Cape Town – It might only make up 1% of the roads covered by the South African National Roads Agency (Sanral), but the 201km worth of e-toll roads in Gauteng will likely be outgoing CEO Nazir Alli’s lasting legacy.
The outgoing CEO, who reached Sanral’s official retirement age of 65 in August, told Parliament’s Transport Portfolio Committee on Thursday that 85% of his portfolio has never been questioned.
In fact, Sanral has always delivered an unqualified audit report, a sign of a well-run company. However, the company reported a R1.1bn loss in the 2014/2015 financial year.
Sanral is responsible for 18 259km (85%) of non-tolled national roads, 1 913km (9%) of tolled roads and 1 279km (6%) of build-operate-transfer roads.
Alli, who has been CEO of Sanral since its inception in 1998, oversaw the implementation of the controversial Gauteng Freeway Improvement Project. “The fuss is about 201km of road,” he said. “It doesn’t even constitute 1% of the network of South Africa.”
Refusing to accept there is any alternative to e-tolls, Alli questioned the moral standing of those who don’t pay their e-toll bills.
“Let us not be selective about the rules of the land we want to obey,” he said. “Just because they are contrary to our belief, it doesn’t mean you can ignore them.”
He said the Sanral Act made the non-payment of tolls an offence. Gauteng road users owe Sanral R6.1bn due to unpaid toll fees since December 3 2014, he said.
“No one in Gauteng is complaining about the quality of the roads,” he said. “No one complains that the national road is pothole free.”
Alli said there was no alternative model to pay for road upgrades in Gauteng. “We’re not a North American country where we can print money,” he said. “It’s not an option. What surprises me in the business sector is that they believe when government borrows money… that it doesn’t have to be repaid.”
According to the Ipsos survey quoted in Gauteng Premier David Makhura’s report on the e-tolls, 34% of those surveyed said the tariffs were reasonable, 27% were neutral and 38% said the tariffs were unreasonable.
This, Alli said, proved that the e-tolls was on track. “During the first several months of the financial year, matters were settling down, with 1.3 million e-tag holders paying for the use of these roads,” he said in his annual report.
Anti-tolling group Outa said this is an “extremely misleading” statement.
It said it was strange “that the same number of 1.3 million e-tag holders are paying for Gauteng’s e-tolls, which was also the figure used at the height of their compliance levels in mid-2014, despite the clear indication that e-toll revenues reduced by almost half – to an average of around R70m per month in the first half of 2015.”
There is building pressure within the ANC Youth League (ANCYL) – which once supported Sanral – to scrap e-tolls.
"We must investigate other means to fund massive infrastructure projects that the ANC-led government has continued to carry out in the quest of improving the lives of our people," said secretary general Njabulo Nzuza earlier this month.

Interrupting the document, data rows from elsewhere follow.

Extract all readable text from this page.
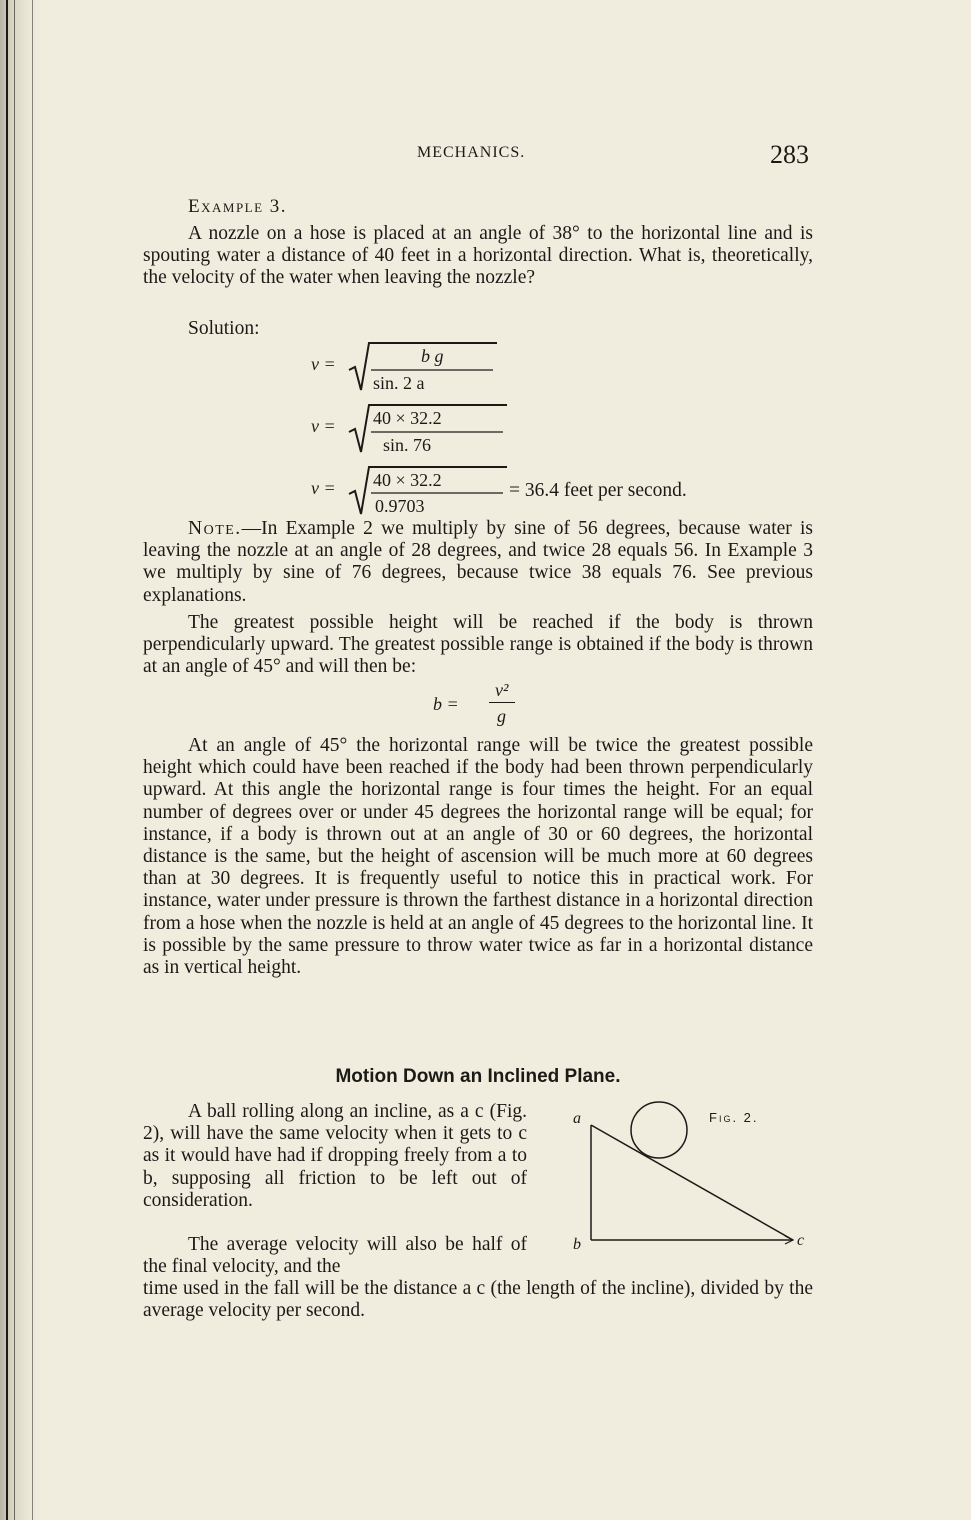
MECHANICS.	283
Example 3.

A nozzle on a hose is placed at an angle of 38° to the horizontal line and is spouting water a distance of 40 feet in a horizontal direction. What is, theoretically, the velocity of the water when leaving the nozzle?

Solution:
v =	b g
sin. 2 a
v = 40 × 32.2
sin. 76
v = 40 × 32.2
0.9703
= 36.4 feet per second.

Note.—In Example 2 we multiply by sine of 56 degrees, because water is leaving the nozzle at an angle of 28 degrees, and twice 28 equals 56. In Example 3 we multiply by sine of 76 degrees, because twice 38 equals 76. See previous explanations.

The greatest possible height will be reached if the body is thrown perpendicularly upward. The greatest possible range is obtained if the body is thrown at an angle of 45° and will then be:

b =
v²
g

At an angle of 45° the horizontal range will be twice the greatest possible height which could have been reached if the body had been thrown perpendicularly upward. At this angle the horizontal range is four times the height. For an equal number of degrees over or under 45 degrees the horizontal range will be equal; for instance, if a body is thrown out at an angle of 30 or 60 degrees, the horizontal distance is the same, but the height of ascension will be much more at 60 degrees than at 30 degrees. It is frequently useful to notice this in practical work. For instance, water under pressure is thrown the farthest distance in a horizontal direction from a hose when the nozzle is held at an angle of 45 degrees to the horizontal line. It is possible by the same pressure to throw water twice as far in a horizontal distance as in vertical height.

Motion Down an Inclined Plane.

A ball rolling along an incline, as a c (Fig. 2), will have the same velocity when it gets to c as it would have had if dropping freely from a to b, supposing all friction to be left out of consideration.

The average velocity will also be half of the final velocity, and the

time used in the fall will be the distance a c (the length of the incline), divided by the average velocity per second.

a
b	c
Fig. 2.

That’s a big shift from two years ago, when ANCYL League leader Mzwandile Masina said: "We call upon the public to comply with e-toll plans so that the state does not default.”
In May, Deputy President Cyril Ramaphosa announced a new e-tolls dispensation in a bid to end the extreme opposition to the project. Gauteng’s e-toll fees for light motor vehicles were reduced from 58c/km to 30c/km and the monthly cap was reduced from R450 a month to R225. There would be no fees charged for people who made less than 30 gantry passes a year.
In his final appearance before the Transport Committee, Alli said it was time South Africans respected the basic rules of the land.
He said South Africans have an appalling safety record, with no respect for the rules of the road and thought if they didn’t get caught speeding or jumping a traffic light, it would be ok.